Icelandic lenders have forgiven household debt equal to about 12% of
gross domestic product since the bank failures of 2008. Through the end of 2012, the
island’s lenders had written off 212.2bn krona ($1.7bn), according
to the Icelandic Financial Services Association. The group estimates a further
35.3bn krona will be forgiven this year.
The OECD noted that according to Statistics Iceland, nearly half of Icelanders
are having trouble making ends meet every month, despite the country's strong economic
recovery since the financial
crisis of 2008, when its top three banks collapsed. "Household debt has
fallen significantly from the crisis peak relative to both GDP and total
assets," it said.
But the decline "has not, however, translated into a large reduction in the
proportion of households in financial difficulty, which has only come down from
a peak of 52% in 2011 to 48% in 2012," it added.
Government debt shot up to 120% of GDP in the wake of the financial crisis.

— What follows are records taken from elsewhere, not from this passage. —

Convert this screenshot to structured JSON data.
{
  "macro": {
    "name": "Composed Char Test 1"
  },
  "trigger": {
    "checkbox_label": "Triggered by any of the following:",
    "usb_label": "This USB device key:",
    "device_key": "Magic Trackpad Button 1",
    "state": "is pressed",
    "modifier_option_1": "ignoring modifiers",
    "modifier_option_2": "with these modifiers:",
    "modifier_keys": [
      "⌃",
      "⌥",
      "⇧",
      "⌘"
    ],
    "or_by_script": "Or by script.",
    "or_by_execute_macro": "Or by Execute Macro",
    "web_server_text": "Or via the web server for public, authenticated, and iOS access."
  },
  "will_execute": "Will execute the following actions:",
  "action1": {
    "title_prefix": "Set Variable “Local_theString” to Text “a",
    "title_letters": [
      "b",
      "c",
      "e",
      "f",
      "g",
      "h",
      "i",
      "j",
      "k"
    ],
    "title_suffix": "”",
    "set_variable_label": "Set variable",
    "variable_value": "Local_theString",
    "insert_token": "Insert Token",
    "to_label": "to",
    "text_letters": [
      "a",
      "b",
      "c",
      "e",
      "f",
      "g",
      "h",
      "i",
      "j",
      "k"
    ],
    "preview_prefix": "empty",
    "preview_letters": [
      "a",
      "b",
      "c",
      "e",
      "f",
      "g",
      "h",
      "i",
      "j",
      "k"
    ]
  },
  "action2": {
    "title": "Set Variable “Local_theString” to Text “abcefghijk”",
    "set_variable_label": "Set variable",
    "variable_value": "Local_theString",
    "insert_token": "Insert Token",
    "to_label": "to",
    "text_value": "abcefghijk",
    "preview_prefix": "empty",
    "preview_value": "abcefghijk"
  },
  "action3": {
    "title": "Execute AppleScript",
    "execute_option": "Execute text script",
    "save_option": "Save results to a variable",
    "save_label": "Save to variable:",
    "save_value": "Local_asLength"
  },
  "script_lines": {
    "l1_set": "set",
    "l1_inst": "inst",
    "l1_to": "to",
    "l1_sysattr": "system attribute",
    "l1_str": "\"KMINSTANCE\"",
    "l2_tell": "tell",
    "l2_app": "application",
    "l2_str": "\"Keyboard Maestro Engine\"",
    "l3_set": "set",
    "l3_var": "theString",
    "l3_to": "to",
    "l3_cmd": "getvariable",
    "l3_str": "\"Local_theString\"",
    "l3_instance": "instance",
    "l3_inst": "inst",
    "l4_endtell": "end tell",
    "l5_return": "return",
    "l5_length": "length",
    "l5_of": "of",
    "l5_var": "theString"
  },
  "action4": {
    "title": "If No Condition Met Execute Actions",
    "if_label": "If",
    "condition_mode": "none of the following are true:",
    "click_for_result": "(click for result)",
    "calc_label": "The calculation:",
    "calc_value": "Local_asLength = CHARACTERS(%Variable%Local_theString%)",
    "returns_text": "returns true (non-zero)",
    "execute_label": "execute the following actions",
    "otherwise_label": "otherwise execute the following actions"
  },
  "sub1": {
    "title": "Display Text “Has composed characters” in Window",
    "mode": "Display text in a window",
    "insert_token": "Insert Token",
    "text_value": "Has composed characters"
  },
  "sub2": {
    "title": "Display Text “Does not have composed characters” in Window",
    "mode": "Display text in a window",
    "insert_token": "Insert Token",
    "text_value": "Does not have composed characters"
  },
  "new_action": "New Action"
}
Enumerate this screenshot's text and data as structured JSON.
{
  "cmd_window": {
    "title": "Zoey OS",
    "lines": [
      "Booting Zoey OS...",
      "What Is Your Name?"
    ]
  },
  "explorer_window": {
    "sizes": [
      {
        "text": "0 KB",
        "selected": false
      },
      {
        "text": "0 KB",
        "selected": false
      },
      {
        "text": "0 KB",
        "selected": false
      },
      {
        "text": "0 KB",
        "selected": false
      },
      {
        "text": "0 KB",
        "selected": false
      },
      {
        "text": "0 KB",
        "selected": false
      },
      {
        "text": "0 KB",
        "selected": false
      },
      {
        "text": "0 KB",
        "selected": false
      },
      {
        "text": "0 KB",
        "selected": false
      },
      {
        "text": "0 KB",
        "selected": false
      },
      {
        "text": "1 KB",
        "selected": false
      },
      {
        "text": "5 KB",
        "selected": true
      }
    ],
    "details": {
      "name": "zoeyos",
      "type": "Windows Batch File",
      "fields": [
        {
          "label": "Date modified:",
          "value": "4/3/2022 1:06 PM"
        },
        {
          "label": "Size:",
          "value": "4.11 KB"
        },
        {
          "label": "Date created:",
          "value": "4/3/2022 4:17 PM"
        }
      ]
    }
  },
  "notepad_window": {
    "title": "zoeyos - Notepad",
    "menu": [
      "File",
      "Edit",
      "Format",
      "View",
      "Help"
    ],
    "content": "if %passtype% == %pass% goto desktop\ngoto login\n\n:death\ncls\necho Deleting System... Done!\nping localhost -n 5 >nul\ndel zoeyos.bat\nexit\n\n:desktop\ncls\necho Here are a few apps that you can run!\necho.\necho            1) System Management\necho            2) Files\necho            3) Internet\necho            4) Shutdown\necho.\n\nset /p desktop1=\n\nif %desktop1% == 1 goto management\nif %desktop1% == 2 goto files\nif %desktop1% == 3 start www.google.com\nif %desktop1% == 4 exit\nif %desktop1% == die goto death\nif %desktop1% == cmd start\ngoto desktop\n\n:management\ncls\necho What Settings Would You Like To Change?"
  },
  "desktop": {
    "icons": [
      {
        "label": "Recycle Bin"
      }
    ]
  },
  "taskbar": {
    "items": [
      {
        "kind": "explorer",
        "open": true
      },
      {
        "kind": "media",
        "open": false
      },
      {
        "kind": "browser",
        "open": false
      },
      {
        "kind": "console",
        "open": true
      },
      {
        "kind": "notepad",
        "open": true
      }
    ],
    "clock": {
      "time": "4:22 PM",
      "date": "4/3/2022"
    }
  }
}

The government and the IMF agreed that bringing debt down to more prudent levels
needed to be a central pillar in the economic recovery programme. Accordingly,
the government embarked on a substantial, multi-year fiscal consolidation
programme aimed at reducing general government gross debt (Maastricht
definition, which excludes funding deficits in government employee pension
schemes) to 60% of GDP.
Ásgeir Jónsson, an assistant professor of economics at the University of
Iceland, says in
an article on Deutsche Welle dealing with the economy and the
recent general election:
[The clear winner of the elections, the Progressive party, which is
traditionally the agrarian party in Iceland, rode to victory on the platform of
using "vulture funds" money to write down household mortgage debt. It is a
simple but winning formula. About 85% of household debt is
inflation-indexed and the average homeowner has seen the principal of his loan
rise in excess of 40% due to the inflationary wave that followed the
collapse of the Icelandic krona (ISK) in 2008. At the same time, the asset
recovery of the failed banks has actually been much better than forecasted.
The political discourse is now dominated by all kinds of feel-good policies,
goals and promises to the public, many of which are mutually exclusive or not
even attainable. It is for example impossible to simultaneously promise the
abolition of capital controls and low inflation and higher purchasing power in
the short run. Nor is it possible to maintain fixed exchange rates while
simultaneously stimulating domestic demand - - if exports are lacking.]